Step 3: Check Model Branches (if multi-task)
dp --pt show /path/to/DPA-3.1-3M.pt model-branch
Step 4: Prepare input.json and Run Fine-tuning
The input.json is the same as Scenario 1. Use --use-pretrain-script to inherit the model architecture:
{
"model": {
"type_map": [
"O",
"H"
],
"descriptor": {},
"fitting_net": {}
},
"learning_rate": {
"type": "exp",
"decay_steps": 5000,
"start_lr": 0.0001,
"stop_lr": 3e-06
},
"loss": {
"type": "ener",
"start_pref_e": 0.2,
"limit_pref_e": 20,
"start_pref_f": 100,
"limit_pref_f": 60,
"start_pref_v": 0.02,
"limit_pref_v": 1
},
"optimizer": {
"type": "AdamW",
"weight_decay": 0.001
},
"training": {
"training_data": {
"systems": [
"./my_data/train_0",
"./my_data/train_1"
],
"batch_size": 1
},
"validation_data": {
"systems": [
"./my_data/valid_0"
],
"batch_size": 1
},
"numb_steps": 200000,
"gradient_max_norm": 5.0,
"seed": 10,
"disp_file": "lcurve.out",
"disp_freq": 100,
"save_freq": 2000
}
}
The meaning of each parameter can be generated through dp doc-train-input.
Considering the output RST documentation on the screen is very long, use grep to find the documentation of a specific parameter:
dp doc-train-input | grep -A 7 training/numb_steps
Run fine-tuning:
# Single-task fine-tuning from a specific branch
dp --pt train input.json --finetune /path/to/DPA-3.1-3M.pt --model-branch CHOSEN_BRANCH --use-pretrain-script
# If the pretrained model is single-task, --model-branch is not needed
dp --pt train input.json --finetune /path/to/DPA3-Omol-Large.pt --use-pretrain-script
Step 5: Freeze and Test
dp --pt freeze -o finetuned_model.pth
dp --pt test -m finetuned_model.pth -s /path/to/test_system -n 30
Fine-tuning Command Reference
| Command | Description |
|---|---|
dp pretrained download <MODEL> | Download a built-in pretrained model |
dp pretrained download <MODEL> --cache-dir <PATH> | Download to a custom directory |
dp --pt train input.json --finetune <MODEL>.pt | Fine-tune from a pre-trained model |
dp --pt train input.json --finetune <MODEL>.pt --use-pretrain-script | Inherit model architecture from pre-trained model |
dp --pt train input.json --finetune <MODEL>.pt --model-branch <BRANCH> | Fine-tune from a specific branch |
dp --pt train input.json --finetune <MODEL>.pt --model-branch RANDOM | Fine-tune with random fitting net |
dp --pt show <MODEL>.pt model-branch | List available branches in a multi-task model |
dp --pt freeze -o model.pth | Freeze the fine-tuned model |
dp --pt freeze -o model.pth --head <BRANCH> | Freeze a specific branch (multi-task) |
Agent Checklist
- Pre-trained model file exists (downloaded or self-trained)
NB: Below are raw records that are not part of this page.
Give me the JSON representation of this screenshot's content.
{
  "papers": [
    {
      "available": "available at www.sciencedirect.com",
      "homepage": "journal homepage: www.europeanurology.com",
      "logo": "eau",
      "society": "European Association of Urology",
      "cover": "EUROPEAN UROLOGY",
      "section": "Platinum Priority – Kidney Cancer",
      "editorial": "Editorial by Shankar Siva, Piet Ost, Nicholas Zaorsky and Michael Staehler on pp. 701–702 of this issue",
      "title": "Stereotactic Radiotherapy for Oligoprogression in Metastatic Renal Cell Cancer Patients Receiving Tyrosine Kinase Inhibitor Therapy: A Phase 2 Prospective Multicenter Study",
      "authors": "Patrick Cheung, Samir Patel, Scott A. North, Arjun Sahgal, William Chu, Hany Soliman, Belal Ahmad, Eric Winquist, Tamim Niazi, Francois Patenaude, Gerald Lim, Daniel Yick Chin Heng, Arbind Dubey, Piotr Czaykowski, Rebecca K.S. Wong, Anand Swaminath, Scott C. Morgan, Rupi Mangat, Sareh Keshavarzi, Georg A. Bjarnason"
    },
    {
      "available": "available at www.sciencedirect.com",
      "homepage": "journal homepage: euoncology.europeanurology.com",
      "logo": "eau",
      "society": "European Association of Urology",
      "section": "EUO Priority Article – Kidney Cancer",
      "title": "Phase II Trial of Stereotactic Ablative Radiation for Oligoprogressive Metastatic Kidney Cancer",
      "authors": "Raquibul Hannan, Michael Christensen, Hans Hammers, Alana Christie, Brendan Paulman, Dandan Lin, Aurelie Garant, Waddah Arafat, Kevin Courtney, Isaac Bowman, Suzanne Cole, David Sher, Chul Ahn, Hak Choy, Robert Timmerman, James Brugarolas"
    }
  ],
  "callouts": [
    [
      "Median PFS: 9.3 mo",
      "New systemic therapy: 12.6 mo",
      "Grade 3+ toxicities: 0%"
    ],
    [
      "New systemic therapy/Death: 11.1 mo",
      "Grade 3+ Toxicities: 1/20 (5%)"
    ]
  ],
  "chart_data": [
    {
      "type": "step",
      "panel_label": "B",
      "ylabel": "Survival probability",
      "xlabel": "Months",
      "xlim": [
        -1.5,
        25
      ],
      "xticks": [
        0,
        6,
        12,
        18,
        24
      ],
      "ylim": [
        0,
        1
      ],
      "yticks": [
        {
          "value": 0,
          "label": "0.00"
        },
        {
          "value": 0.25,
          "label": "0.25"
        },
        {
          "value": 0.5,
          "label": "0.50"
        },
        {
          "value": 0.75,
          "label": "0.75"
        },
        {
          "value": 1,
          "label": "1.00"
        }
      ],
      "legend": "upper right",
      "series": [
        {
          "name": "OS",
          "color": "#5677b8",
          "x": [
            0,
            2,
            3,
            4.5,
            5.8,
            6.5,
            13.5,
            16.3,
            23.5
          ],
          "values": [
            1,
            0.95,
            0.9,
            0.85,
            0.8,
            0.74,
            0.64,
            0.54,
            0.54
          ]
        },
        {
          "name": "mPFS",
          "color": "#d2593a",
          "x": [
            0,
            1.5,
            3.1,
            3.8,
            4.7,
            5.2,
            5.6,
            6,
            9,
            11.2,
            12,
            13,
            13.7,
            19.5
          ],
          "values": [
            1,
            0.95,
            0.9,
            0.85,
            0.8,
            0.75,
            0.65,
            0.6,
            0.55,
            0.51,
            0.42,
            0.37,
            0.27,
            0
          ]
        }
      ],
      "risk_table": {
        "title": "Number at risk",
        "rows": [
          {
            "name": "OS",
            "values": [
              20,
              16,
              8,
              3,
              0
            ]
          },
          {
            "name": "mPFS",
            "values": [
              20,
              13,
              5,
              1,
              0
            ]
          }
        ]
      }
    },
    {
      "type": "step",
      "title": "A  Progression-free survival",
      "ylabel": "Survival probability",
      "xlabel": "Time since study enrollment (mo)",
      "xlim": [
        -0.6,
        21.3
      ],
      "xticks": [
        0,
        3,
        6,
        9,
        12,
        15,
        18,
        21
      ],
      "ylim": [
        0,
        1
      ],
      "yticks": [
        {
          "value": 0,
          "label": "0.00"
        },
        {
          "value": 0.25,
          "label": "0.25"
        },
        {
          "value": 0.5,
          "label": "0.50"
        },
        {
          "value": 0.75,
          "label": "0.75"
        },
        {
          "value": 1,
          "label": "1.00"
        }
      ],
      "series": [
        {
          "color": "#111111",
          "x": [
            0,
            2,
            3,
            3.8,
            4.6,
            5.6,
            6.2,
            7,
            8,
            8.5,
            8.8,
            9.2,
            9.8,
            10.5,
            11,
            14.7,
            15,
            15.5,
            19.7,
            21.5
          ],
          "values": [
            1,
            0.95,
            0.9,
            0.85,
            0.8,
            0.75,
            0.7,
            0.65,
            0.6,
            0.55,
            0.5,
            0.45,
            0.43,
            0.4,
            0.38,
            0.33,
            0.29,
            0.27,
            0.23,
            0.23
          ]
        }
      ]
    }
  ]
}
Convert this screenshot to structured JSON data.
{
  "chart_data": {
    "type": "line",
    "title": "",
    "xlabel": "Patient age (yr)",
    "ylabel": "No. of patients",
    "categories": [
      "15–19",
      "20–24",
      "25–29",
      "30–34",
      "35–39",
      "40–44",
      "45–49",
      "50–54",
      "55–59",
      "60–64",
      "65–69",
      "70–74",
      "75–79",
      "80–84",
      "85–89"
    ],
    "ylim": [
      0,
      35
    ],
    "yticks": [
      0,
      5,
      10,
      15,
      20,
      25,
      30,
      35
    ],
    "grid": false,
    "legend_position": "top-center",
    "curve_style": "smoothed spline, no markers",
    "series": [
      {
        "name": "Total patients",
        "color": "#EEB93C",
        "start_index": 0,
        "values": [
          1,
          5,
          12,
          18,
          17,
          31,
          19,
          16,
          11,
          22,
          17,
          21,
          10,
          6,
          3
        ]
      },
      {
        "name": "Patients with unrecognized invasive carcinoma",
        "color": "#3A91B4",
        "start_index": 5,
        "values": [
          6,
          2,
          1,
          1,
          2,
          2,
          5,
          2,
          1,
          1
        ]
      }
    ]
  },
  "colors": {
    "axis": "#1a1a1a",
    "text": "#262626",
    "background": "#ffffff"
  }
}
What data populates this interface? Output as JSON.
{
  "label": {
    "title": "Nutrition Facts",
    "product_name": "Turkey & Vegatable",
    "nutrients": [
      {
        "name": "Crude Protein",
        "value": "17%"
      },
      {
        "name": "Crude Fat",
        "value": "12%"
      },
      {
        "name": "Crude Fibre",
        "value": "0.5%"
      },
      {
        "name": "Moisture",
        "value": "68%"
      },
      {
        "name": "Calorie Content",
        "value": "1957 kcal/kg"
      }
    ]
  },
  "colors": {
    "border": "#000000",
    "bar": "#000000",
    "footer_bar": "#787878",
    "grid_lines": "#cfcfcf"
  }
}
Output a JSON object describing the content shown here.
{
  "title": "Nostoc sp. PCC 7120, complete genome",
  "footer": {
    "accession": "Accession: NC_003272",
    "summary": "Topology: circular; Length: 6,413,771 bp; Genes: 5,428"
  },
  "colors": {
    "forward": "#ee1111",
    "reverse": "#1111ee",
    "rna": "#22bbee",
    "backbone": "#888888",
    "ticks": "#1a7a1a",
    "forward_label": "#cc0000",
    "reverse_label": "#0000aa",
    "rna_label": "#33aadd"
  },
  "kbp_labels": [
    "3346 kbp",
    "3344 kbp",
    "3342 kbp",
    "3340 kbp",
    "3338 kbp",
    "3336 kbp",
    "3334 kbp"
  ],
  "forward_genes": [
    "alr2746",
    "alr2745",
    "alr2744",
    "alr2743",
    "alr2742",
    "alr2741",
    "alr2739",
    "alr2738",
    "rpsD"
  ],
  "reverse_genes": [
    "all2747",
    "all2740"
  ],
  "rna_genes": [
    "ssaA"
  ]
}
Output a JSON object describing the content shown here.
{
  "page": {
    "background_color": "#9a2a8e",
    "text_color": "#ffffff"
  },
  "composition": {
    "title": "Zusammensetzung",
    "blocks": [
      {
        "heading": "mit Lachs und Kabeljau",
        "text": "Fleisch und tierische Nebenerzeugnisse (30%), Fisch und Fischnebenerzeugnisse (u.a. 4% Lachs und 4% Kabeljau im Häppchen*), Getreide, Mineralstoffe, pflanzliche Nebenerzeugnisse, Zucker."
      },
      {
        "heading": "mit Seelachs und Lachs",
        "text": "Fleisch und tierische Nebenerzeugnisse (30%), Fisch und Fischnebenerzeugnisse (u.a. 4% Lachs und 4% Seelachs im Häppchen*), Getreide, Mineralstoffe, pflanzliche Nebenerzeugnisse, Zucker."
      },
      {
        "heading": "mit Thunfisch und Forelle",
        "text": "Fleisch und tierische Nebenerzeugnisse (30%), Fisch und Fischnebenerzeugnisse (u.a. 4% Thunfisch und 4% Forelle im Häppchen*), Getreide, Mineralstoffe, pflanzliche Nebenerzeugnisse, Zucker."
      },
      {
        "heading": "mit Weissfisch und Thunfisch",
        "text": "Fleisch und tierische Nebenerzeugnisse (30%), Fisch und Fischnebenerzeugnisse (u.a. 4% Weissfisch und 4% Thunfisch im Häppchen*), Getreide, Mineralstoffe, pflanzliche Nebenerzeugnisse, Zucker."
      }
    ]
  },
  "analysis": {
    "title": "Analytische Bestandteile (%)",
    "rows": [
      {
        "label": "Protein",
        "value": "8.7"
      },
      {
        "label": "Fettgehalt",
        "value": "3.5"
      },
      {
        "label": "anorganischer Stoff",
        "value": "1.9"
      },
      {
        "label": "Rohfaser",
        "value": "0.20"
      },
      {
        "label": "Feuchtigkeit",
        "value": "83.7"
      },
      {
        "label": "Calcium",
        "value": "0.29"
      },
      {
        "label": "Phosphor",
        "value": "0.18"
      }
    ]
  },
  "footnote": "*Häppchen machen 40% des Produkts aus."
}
- Downstream data elements are a subset of the pre-trained model’s
type_map -
--use-pretrain-scriptis used if model architecture is unknown - Learning rate is reduced compared to training from scratch (e.g., 1e-4 vs 1e-3)
- For multi-task pretrained models, the correct
--model-branchis selected - Training completes without NaN in
lcurve.out - Fine-tuned model is frozen and tested
- Test RMSE values are reported to the user